When Sabastian Sawe crossed the finish line at the London Marathon in 1 hour, 59 minutes and 30 seconds, he did more than win the race. He became the first man ever to run an official marathon in under two hours, pushing human endurance into territory that had, until now, seemed almost unreachable.
And then, in the seconds immediately afterwards, he did something beautifully familiar. Before the cameras closed in, before the commentators had quite found the right superlatives, Sawe lifted his hand and made the Sign of the Cross.
It was a fleeting movement, easy enough to miss amid the adrenaline of the finish, and yet it seemed to steady the whole scene. One moment, there was the roar of elite sport, all pounding feet, strained lungs, and historical statistics; the next, there was one of Christianity’s oldest gestures, calm, composed, and deeply recognizable.
And that is what gave the image its force.
The Sign of the Cross is not dramatic in itself. Catholics make it absentmindedly and urgently, reverently and wearily, before Mass, before a journey, before surgery, before difficult conversations, before sleep. It belongs as much to hospital corridors and kitchen tables as it does to church pews. Which is precisely why seeing it emerge at the climax of such an extraordinary sporting achievement feels so arresting. Suddenly, the spectacular and the ordinary meet.
Gratitude, surrender, and trust
The Kenyan speedster had just done something that very few human beings on earth could even dream of doing, yet his first instinct was not to beat his chest or point triumphantly to the sky, but to reach for a sign associated with gratitude, surrender, and trust. In that instant, the race ceased to be only about physical accomplishment. It became, however briefly, a public acknowledgment that strength has its source elsewhere too.
There is also something quietly reassuring about faith displayed with such ease. The runner, who is a regular churchgoer, didn't make any fuss. There was no speech, no proclamation, no performance of piety. Just a natural reflex, as though this act of entrusting the moment to God was as instinctive to him as crossing himself before any other significant threshold.
And perhaps that is why it resonates.
For Christians watching, the gesture feels less like a celebrity statement than like recognition. They know that sign. They have made it in their own moments of exhaustion, fear, relief, and thanksgiving. They have traced it on children’s foreheads, on their own bodies before bad news, on steering wheels before long drives.
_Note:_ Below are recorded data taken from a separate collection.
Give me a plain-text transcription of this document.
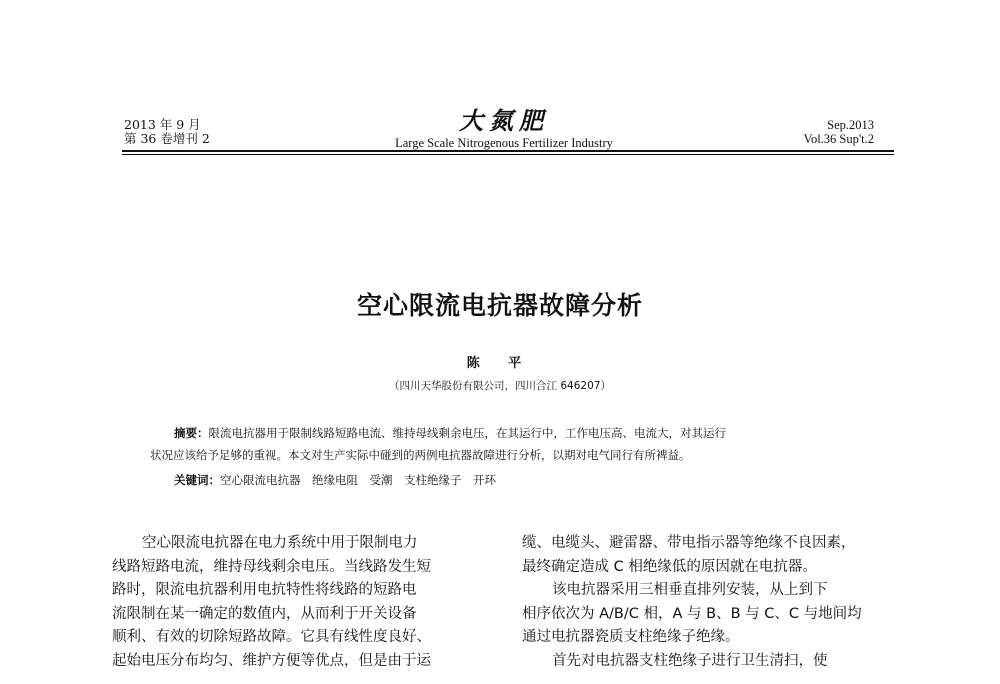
2013 年 9 月
第 36 卷增刊 2
大氮肥
Large Scale Nitrogenous Fertilizer Industry
Sep.2013
Vol.36 Sup't.2
空心限流电抗器故障分析
陈 平
（四川天华股份有限公司，四川合江 646207）
摘要：限流电抗器用于限制线路短路电流、维持母线剩余电压，在其运行中，工作电压高、电流大，对其运行
状况应该给予足够的重视。本文对生产实际中碰到的两例电抗器故障进行分析，以期对电气同行有所裨益。
关键词：空心限流电抗器　绝缘电阻　受潮　支柱绝缘子　开环
空心限流电抗器在电力系统中用于限制电力
线路短路电流，维持母线剩余电压。当线路发生短
路时，限流电抗器利用电抗特性将线路的短路电
流限制在某一确定的数值内，从而利于开关设备
顺利、有效的切除短路故障。它具有线性度良好、
起始电压分布均匀、维护方便等优点，但是由于运
缆、电缆头、避雷器、带电指示器等绝缘不良因素，
最终确定造成 C 相绝缘低的原因就在电抗器。
该电抗器采用三相垂直排列安装，从上到下
相序依次为 A/B/C 相，A 与 B、B 与 C、C 与地间均
通过电抗器瓷质支柱绝缘子绝缘。
首先对电抗器支柱绝缘子进行卫生清扫，使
To see it there, at the end of a world-record marathon, is to be reminded that faith does not disappear in the presence of greatness; if anything, it becomes more visible.
Sawe’s astonishing time will be replayed as one of the sporting landmarks of the year. But for many believers, the image that may linger longest is not the clock. It is the hand to forehead, chest, and shoulders. A champion, catching his breath, and quietly giving the moment back to God.